Once that decision is made, though, a song is reworked and revised, shaped to fit the McCoury mold. "Things change almost without your realizing it," he notes. "You don't realize how much you change something until you go back and listen to the original."
Those changes are, of course, part of the McCoury Band's magic and part of what's brought the widespread acclaim of the last several years.
The group has not only made frequent appearances on the Grand Ole Opry - "the Opry has really been good to me," he offers with typical modesty - but has been able to reach beyond the usual bluegrass audience into new territory.
"Bluegrass is becoming more popular - I've seen it," says Del. "I remember how, back in the 1950's, Flatt & Scruggs started to get hot, and I can see the same kind of thing happening now."
McCoury attributes the style's entry into new arenas to several causes. "The Americana format has helped," he says. "We're playing some new places, especially in the winter - blues clubs, for example. And we're spending more time in areas we haven't been to much before; we played at Central Park in New York this summer, we've played The Bottom Line. Up in Boston, we played at the (Berklee College) Of Music; the last time there was bluegrass in that hall was back when Flatt & Scruggs and the Lilly Brothers played there. So it seems like more people are hearing our kind of music and enjoying it."
Another factor, and one that he's enthusiastic about, is the International Bluegrass Music Association (IBMA). "I think that's helped a lot, don't you?" he asks. "You have to have organization, and bluegrass has never really had that before. If you look at country music, its popularity really started to grow after the Country Music Association was organized, and it seems like that might be starting to happen with bluegrass."

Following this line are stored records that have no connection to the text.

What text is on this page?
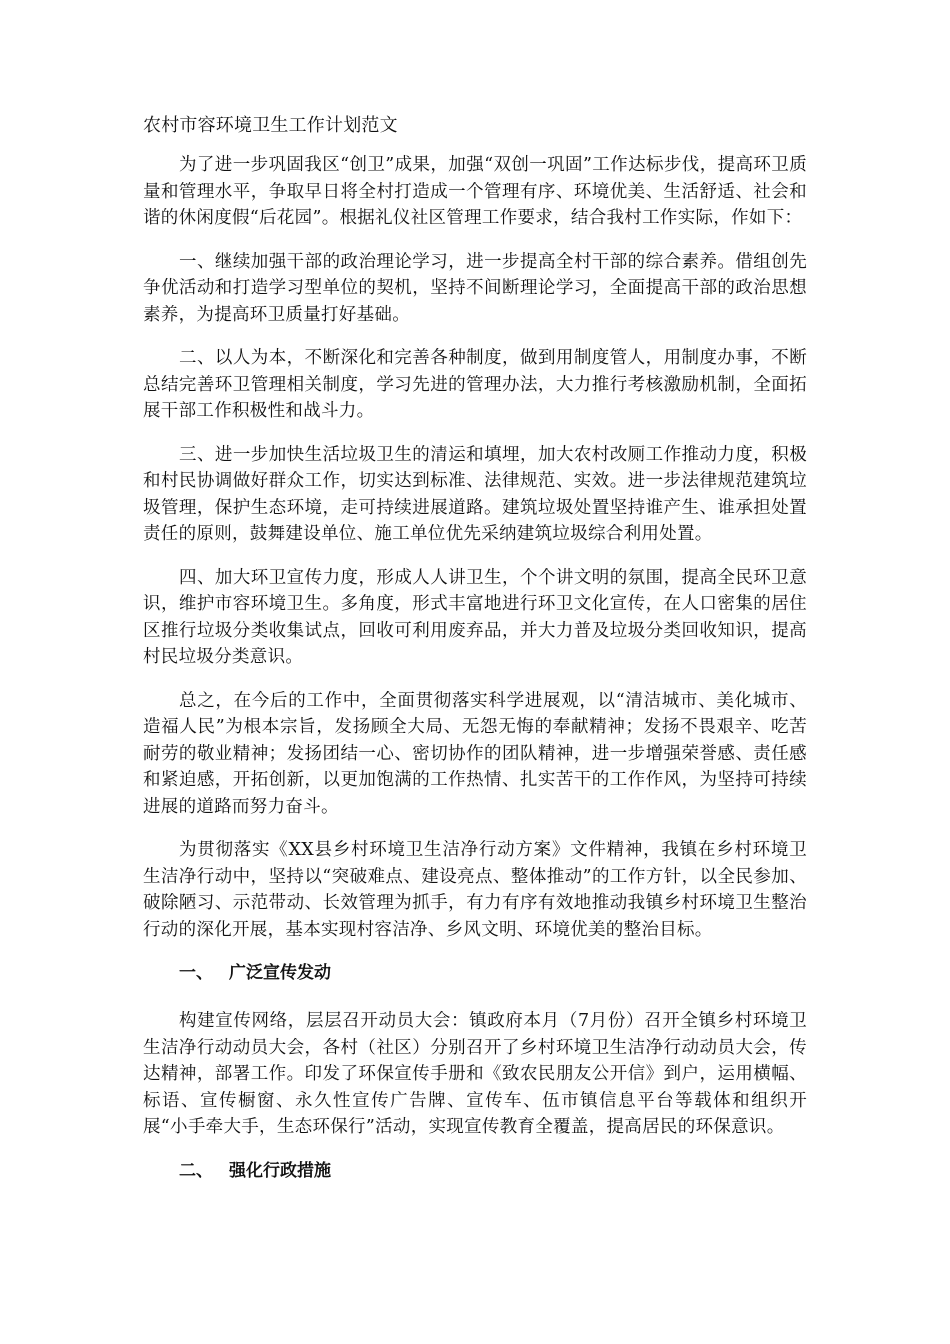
农村市容环境卫生工作计划范文

为了进一步巩固我区“创卫”成果，加强“双创一巩固”工作达标步伐，提高环卫质量和管理水平，争取早日将全村打造成一个管理有序、环境优美、生活舒适、社会和谐的休闲度假“后花园”。根据礼仪社区管理工作要求，结合我村工作实际，作如下：

一、继续加强干部的政治理论学习，进一步提高全村干部的综合素养。借组创先争优活动和打造学习型单位的契机，坚持不间断理论学习，全面提高干部的政治思想素养，为提高环卫质量打好基础。

二、以人为本，不断深化和完善各种制度，做到用制度管人，用制度办事，不断总结完善环卫管理相关制度，学习先进的管理办法，大力推行考核激励机制，全面拓展干部工作积极性和战斗力。

三、进一步加快生活垃圾卫生的清运和填埋，加大农村改厕工作推动力度，积极和村民协调做好群众工作，切实达到标准、法律规范、实效。进一步法律规范建筑垃圾管理，保护生态环境，走可持续进展道路。建筑垃圾处置坚持谁产生、谁承担处置责任的原则，鼓舞建设单位、施工单位优先采纳建筑垃圾综合利用处置。

四、加大环卫宣传力度，形成人人讲卫生，个个讲文明的氛围，提高全民环卫意识，维护市容环境卫生。多角度，形式丰富地进行环卫文化宣传，在人口密集的居住区推行垃圾分类收集试点，回收可利用废弃品，并大力普及垃圾分类回收知识，提高村民垃圾分类意识。

总之，在今后的工作中，全面贯彻落实科学进展观，以“清洁城市、美化城市、造福人民”为根本宗旨，发扬顾全大局、无怨无悔的奉献精神；发扬不畏艰辛、吃苦耐劳的敬业精神；发扬团结一心、密切协作的团队精神，进一步增强荣誉感、责任感和紧迫感，开拓创新，以更加饱满的工作热情、扎实苦干的工作作风，为坚持可持续进展的道路而努力奋斗。

为贯彻落实《XX县乡村环境卫生洁净行动方案》文件精神，我镇在乡村环境卫生洁净行动中，坚持以“突破难点、建设亮点、整体推动”的工作方针，以全民参加、破除陋习、示范带动、长效管理为抓手，有力有序有效地推动我镇乡村环境卫生整治行动的深化开展，基本实现村容洁净、乡风文明、环境优美的整治目标。

一、 广泛宣传发动

构建宣传网络，层层召开动员大会：镇政府本月（7月份）召开全镇乡村环境卫生洁净行动动员大会，各村（社区）分别召开了乡村环境卫生洁净行动动员大会，传达精神，部署工作。印发了环保宣传手册和《致农民朋友公开信》到户，运用横幅、标语、宣传橱窗、永久性宣传广告牌、宣传车、伍市镇信息平台等载体和组织开展“小手牵大手，生态环保行”活动，实现宣传教育全覆盖，提高居民的环保意识。

二、 强化行政措施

Yet another project with the potential to reach new audiences is Scott Rouse's "GrooveGrass," which has had some success in bringing bluegrass sounds to dance clubs with a bluegrass-plus-big-beats version of the Macarena.
"Scott and Ronnie work together a lot," McCoury says, "and they got this idea for bridging the gap between the old and the new. They talked to Bill Monroe, and he was going to do something; he thought it was a good idea to get kids interested in bluegrass. They asked me to do something, and I agreed."
An entire album by the GrooveGrass Boyz - Del, Doc Watson and Mac Wiseman, with backup from members of Del's group and the Osborne Brothers' band and a special appearance by funkster Bootsy Collins - has been completed and should be released in the spring of 1998.
In addition to GrooveGrass cuts, the project features two straight-ahead bluegrass numbers from the Del McCoury Band.
What else is in the works? "I'd like to do a live album," says McCoury. "We're thinking about material now and trying to decide on a place to record it."
Beyond that, he seems to be just enjoying the opportunities his growing fame is bringing his way, meeting new audiences and bringing that special, award-winning brand of McCoury music to the world.
"There are so many different kinds of people who enjoy bluegrass," he notes. "Really educated people, and then people who are just as country as can be. If we can entertain them all, I guess we must be doing something right."